The combination formula is a fundamental tool in combinatorics used to find how many ways we can select items from a larger set. It's handy when the order of selection does not matter. This formula is expressed as \( \binom{n}{r} \), which reads as "n choose r." Here, \( n \) is the total number of items to choose from, and \( r \) is the number of items to choose.

• The formula is given by \( \binom{n}{r} = \frac{n!}{r!(n-r)!} \), where \( ! \) denotes a factorial.
• A factorial, like \( n! \), represents the product of all positive integers up to \( n \). For example, \( 4! = 4 \times 3 \times 2 \times 1 = 24 \).

Using this formula, you can calculate combinations easily. Let's say you need to choose 2 items from a set of 4. Plugging into the formula: \( \binom{4}{2} = \frac{4!}{2!\times(4-2)!} = \frac{24}{2 \times 2} = 6 \). This tells us there are 6 possible combinations.

Probability measures how likely an event is to occur. It's the ratio of favorable outcomes to the total possible outcomes. Expressed as a number from 0 to 1, where 0 is impossible and 1 is certain.

• The probability formula is \( P(E) = \frac{\text{Number of favorable outcomes}}{\text{Total number of possible outcomes}} \).
• For our card drawing problem, knowing how to calculate the combinations is key to determining likely outcomes.

When you draw cards from a deck, understanding probability helps you expect how often you'd pull a certain hand. If you're drawing without replacement, each card you draw changes the probabilities for the subsequent cards.

A standard deck of playing cards is a common tool used in combinatorial problems because it has a fixed structure, making it ideal for calculations.

• A standard deck consists of 52 cards, divided into 4 suits—hearts, diamonds, clubs, and spades.
• Each suit contains 13 cards, including numbered cards from 2 through 10, and face cards: king, queen, jack, plus the ace.

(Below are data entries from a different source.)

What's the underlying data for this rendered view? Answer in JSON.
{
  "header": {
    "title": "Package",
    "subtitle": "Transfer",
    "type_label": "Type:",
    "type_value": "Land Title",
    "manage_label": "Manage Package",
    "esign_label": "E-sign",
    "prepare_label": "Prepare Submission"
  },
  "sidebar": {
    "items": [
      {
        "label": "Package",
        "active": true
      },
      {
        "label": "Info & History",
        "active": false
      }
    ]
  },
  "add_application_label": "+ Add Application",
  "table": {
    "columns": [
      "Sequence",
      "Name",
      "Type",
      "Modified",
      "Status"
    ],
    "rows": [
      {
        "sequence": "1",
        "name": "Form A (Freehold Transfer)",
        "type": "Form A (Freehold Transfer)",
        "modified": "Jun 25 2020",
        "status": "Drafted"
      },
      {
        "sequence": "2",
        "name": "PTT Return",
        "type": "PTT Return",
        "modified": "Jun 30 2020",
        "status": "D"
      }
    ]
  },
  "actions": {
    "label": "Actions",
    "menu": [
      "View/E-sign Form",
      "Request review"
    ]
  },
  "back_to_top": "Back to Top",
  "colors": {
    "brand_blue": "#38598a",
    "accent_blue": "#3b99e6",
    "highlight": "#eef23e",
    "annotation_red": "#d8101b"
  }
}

Knowing the composition of the deck is essential when calculating probabilities or combinations involving cards. Let's say you're tasked to find out how many ways you can draw two aces; you recognize there are four aces in a deck, and you can use the combination formula to discover the possible selections. Similarly, for other card drawing events, paying attention to the deck's structure gives you a strategic advantage in figuring out possible outcomes accurately.